We caught up on our missing years. You have to understand, this is my family. When I was in the hospital and my mother left me sobbing and hurt, I didn't call a friend or The Boyfriend or a family member -- I called Min. I have so much love for all of them.
My meeting with them was serendipitous. Min and Little S had just come back from her parent's farm that morning, and Joe was there to celebrate his birthday early as Min and Little S were taking the train east in a couple hours. My window of opportunity was small. But there was something else about that meeting that gives me pause; one of those things which makes me consider that perhaps there is a design which our lives follow.
You see, Min and Joe had a good friend, A. She had a little girl the same age as Little S, and she would bring her over to play when I worked. The last time I saw A. was the last time I had seen Min and Joe and S. She had given birth to a second daughter literally days before.

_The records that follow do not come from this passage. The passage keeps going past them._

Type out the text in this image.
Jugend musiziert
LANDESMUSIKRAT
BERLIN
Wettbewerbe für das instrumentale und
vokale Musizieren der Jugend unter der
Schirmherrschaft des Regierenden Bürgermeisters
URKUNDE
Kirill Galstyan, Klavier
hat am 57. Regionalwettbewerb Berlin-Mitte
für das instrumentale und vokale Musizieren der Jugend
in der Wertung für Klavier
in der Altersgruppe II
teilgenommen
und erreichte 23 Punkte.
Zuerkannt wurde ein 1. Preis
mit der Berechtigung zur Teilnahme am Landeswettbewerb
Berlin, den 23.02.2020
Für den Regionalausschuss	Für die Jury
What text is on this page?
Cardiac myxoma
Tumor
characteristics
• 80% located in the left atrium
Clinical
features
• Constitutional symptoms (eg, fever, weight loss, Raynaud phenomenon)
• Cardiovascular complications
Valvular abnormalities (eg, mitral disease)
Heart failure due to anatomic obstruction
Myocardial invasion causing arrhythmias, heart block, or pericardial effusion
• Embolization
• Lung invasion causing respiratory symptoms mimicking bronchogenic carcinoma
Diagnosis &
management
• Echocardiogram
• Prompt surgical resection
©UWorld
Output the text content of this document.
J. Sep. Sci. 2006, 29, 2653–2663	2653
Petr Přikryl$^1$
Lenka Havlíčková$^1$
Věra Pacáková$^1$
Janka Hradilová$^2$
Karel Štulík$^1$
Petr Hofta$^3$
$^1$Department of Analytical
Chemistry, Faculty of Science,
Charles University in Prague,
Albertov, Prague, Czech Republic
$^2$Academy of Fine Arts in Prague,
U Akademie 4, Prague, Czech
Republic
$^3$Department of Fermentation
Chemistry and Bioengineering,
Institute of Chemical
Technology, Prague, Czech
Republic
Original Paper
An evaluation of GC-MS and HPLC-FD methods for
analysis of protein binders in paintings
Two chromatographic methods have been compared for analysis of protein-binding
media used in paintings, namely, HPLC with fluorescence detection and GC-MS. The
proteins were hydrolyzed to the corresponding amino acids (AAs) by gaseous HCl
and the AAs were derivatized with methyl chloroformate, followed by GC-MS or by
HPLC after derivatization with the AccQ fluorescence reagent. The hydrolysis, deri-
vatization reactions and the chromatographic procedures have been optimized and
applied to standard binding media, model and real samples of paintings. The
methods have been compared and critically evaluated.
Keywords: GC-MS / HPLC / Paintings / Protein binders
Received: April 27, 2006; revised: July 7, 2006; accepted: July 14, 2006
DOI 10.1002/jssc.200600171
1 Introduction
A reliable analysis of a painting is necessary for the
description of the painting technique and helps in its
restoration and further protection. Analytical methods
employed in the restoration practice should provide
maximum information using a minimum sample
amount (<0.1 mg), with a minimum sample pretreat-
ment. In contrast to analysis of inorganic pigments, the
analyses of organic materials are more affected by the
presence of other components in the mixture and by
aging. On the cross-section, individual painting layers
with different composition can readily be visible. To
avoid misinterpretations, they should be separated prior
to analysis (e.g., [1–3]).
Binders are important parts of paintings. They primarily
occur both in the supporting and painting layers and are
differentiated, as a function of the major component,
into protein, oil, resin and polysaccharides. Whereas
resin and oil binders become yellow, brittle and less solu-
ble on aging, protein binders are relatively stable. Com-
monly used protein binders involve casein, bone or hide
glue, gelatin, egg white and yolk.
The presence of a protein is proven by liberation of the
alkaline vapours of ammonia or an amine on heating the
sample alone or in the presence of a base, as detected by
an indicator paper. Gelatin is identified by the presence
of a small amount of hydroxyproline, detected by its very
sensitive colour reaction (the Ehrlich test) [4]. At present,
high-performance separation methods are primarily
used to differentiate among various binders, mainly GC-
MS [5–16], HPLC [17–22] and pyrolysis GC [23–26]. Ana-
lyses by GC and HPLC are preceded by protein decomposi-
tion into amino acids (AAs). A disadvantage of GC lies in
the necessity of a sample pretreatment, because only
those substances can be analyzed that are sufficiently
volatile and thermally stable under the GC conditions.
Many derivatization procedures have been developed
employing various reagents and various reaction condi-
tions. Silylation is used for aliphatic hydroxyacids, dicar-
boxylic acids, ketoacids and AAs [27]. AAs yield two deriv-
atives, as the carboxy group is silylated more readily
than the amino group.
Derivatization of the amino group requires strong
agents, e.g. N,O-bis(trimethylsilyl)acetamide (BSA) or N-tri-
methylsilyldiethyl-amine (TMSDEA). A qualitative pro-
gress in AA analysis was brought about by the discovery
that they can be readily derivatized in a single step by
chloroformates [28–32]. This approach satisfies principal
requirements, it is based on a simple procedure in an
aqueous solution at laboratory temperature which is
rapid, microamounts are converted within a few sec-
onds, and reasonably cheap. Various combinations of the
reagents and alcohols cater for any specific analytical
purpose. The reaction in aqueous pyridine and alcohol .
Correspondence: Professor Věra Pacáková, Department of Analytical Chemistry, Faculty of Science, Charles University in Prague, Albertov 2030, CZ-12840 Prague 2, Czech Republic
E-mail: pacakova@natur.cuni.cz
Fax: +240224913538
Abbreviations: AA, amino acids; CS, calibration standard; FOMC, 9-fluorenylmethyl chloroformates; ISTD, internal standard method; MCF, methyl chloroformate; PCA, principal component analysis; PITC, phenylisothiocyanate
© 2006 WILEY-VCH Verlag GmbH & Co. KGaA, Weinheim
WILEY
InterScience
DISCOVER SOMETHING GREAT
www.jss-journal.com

A. was breastfeeding. Her youngest daughter was about a year when A. found the lump. At first she didn't think anything of it -- her breasts were occasionally lumpy when breastfeeding her first girl, and she felt fine. She was tired and stressed, but her marriage was falling apart, she was in the middle of moving, and life wasn't treating her too kindly. Anyone would be tired.
But things weren't fine. A. went to her doctor, and before long she was diagnosed with breast cancer. It had already spread to her bones and liver. She did radiation and chemo treatments, and followed a complementary treatment cycle with a naturopath. She was feeling good, keeping her energy up. But she woke up with a pain in her neck one morning, and the pain was a lump, and before long she died. Min saw A. the night before her death, and said that A. was calm and accepting. She knew her babies would be taken care of, and she was ready to go. I cried a little when Min told me that.
A. passed away exactly one month to the day that I visited Joe and Min. This was the day on which the month of mourning for A. concluded. A period of mourning ought to be followed by a period of joy. And if there is a design to our lives, then perhaps I was meant to be that joy. A. passed out of Min, Joe, and Little S's lives while I passed back in.
A., I am sorry if this is the 'balance' of the universe. You won't be forgotten.